EDITOR’S NOTE: Traffic Monsoon is a Utah company. The firm also has purported business operations in the United Kingdom and Dubai. Details about the offshore operations are murky.
A claim from an apparent Traffic Monsoon affiliate appeared Monday (April 3) on Facebook that “Allied Wallet is making refunds of [Traffic Monsoon] purchases made by credit cards or debit cards. Many people are getting this [sic] refunds.”
In the same thread on the TrafficMonsoonupdates Facebook site, a poster claimed, “I received this in my bank today . . . 10.04% of my initial deposit to TM.” The apparent partial refund was marked “AW*TRAFFICM.”
In July, U.S. District Judge Jill N. Parrish ordered all assets of Traffic Monsoon and operator Charles Scoville frozen. An October report by court-appointed receiver Peggy Hunt said that Allied Wallet had claimed it had approximately $7 million in Traffic Monsoon funds on deposit when the SEC filed its Ponzi action against the “program.”
The asset freeze imposed by Parrish was further reinforced last week when she issued a preliminary injunction at the request of the SEC.
From the preliminary injunction, which names Allied Wallet and other Traffic Monsoon vendors, including PayPal, Payza, Solid Trust Pay and JPMorgan Chase Bank (italics added):
Each of the financial or brokerage institutions, debtors, and bailees, or any other person or entity holding Defendants’ Assets shall hold or retain within their control and prohibit the withdrawal, removal, transfer, or other disposal of any such assets, funds, or other properties.
Why, then, are Traffic Monsoon members claiming Allied Wallet is issuing at least partial refunds? And if the refunds are taking place, are they in violation of the asset freeze?
Allied Wallet did not respond to a request for comment Monday. Neither did the SEC or Hunt.
But the docket of the SEC’s case against Traffic Monsoon now shows that Hunt filed a notice of a subpoena naming Allied Wallet on Tuesday. How things would proceed was not immediately clear.
Hunt previously informed the court about a statement Scoville allegedly made about how Traffic Monsoon hooked up with Allied Wallet prior to the SEC action via a company that purportedly was given to him.
From the statement, as contained in a transcript filed by Hunt last year (italics added):
Well, the thing is is Traffic Monsoon in the UK was kind of formed in a way because, when we were in Dubai, that’s when we got set up with someone who knew people inside of Allied Wallet to help us get an Allied Wallet account set up.
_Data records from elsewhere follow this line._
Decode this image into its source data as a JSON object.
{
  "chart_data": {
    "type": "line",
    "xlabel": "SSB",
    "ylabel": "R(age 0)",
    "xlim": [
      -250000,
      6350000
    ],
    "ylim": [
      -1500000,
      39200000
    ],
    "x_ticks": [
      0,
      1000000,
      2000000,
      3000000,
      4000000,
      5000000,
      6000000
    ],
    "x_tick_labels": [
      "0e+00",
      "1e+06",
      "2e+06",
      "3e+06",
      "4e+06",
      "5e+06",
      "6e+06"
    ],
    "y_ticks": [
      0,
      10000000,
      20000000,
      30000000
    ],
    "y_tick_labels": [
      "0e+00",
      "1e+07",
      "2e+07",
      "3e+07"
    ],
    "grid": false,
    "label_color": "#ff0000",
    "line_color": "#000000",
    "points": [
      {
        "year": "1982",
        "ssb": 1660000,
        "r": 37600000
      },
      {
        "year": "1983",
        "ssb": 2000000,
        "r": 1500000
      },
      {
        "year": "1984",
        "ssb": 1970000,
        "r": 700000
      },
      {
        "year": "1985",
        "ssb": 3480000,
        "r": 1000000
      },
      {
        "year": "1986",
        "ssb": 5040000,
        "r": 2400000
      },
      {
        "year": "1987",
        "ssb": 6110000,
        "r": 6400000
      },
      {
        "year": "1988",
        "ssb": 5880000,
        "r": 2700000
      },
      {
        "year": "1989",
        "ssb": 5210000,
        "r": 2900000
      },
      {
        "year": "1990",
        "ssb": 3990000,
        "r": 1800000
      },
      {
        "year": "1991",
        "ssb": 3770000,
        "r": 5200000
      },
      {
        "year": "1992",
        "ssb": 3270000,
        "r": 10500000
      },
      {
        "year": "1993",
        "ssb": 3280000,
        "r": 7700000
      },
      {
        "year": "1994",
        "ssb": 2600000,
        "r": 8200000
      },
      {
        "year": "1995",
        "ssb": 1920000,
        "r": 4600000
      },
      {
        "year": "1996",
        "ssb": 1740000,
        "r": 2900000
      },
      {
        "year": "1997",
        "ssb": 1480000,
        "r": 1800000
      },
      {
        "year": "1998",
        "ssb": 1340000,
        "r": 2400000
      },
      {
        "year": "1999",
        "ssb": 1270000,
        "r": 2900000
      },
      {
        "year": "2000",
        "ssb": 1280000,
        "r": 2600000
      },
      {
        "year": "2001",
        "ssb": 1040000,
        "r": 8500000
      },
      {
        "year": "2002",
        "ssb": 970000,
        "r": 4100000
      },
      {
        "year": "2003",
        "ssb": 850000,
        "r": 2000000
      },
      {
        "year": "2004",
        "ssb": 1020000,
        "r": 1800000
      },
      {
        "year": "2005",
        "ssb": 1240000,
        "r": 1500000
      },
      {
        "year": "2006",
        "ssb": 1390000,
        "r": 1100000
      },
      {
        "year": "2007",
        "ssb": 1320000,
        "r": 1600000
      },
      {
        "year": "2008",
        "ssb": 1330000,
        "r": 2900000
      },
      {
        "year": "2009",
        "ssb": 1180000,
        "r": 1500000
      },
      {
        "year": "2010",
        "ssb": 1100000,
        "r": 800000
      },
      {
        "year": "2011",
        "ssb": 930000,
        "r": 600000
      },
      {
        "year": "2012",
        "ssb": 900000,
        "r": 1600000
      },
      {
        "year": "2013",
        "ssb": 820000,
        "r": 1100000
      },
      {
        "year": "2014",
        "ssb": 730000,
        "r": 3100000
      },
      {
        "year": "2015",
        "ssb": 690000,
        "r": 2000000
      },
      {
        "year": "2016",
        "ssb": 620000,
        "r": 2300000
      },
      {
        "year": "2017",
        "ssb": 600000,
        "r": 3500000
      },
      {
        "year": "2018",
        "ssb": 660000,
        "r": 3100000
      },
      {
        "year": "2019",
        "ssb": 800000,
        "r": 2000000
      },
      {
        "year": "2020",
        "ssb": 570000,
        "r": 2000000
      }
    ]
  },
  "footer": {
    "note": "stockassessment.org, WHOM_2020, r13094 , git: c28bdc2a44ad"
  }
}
And when we were setting up Allied Wallet, Allied Wallet required us to have a registration in the UK.
Scoville went on to say, “We had somebody who was there with us who said, I’ve got a UK company. We can change it to the Traffic Monsoon, and then we could use that registration so you can use Allied Wallet. So that’s Taheer and Amir, both of them are on that business registration, but technically they don’t own any of the company.”
And, according to the transcript, Scoville said, “they were just giving me a company that they had already registered as a speedy process of just making sure that we have a business registration in the UK. But they put me on as the owner.”
Scoville, according to the transcript, grew to have doubts about the U.K. operation because he could not confirm that staff or security personnel for which he was paying 6,000 pounds per month actually were working at the U.K. office of his own company.
From the transcript (italics added):
I went over there, and apparently, the person at the front desk didn’t know who I was, who asked to see the people that were working for Traffic Monsoon, and they said that there’s nobody there. So I don’t know all of the ins and outs of what’s going on there. I may have been scammed. I don’t know.
Parrish has found that Traffic Monsoon operated as a Ponzi scheme, according to court documents. Scoville has said he will file an appeal.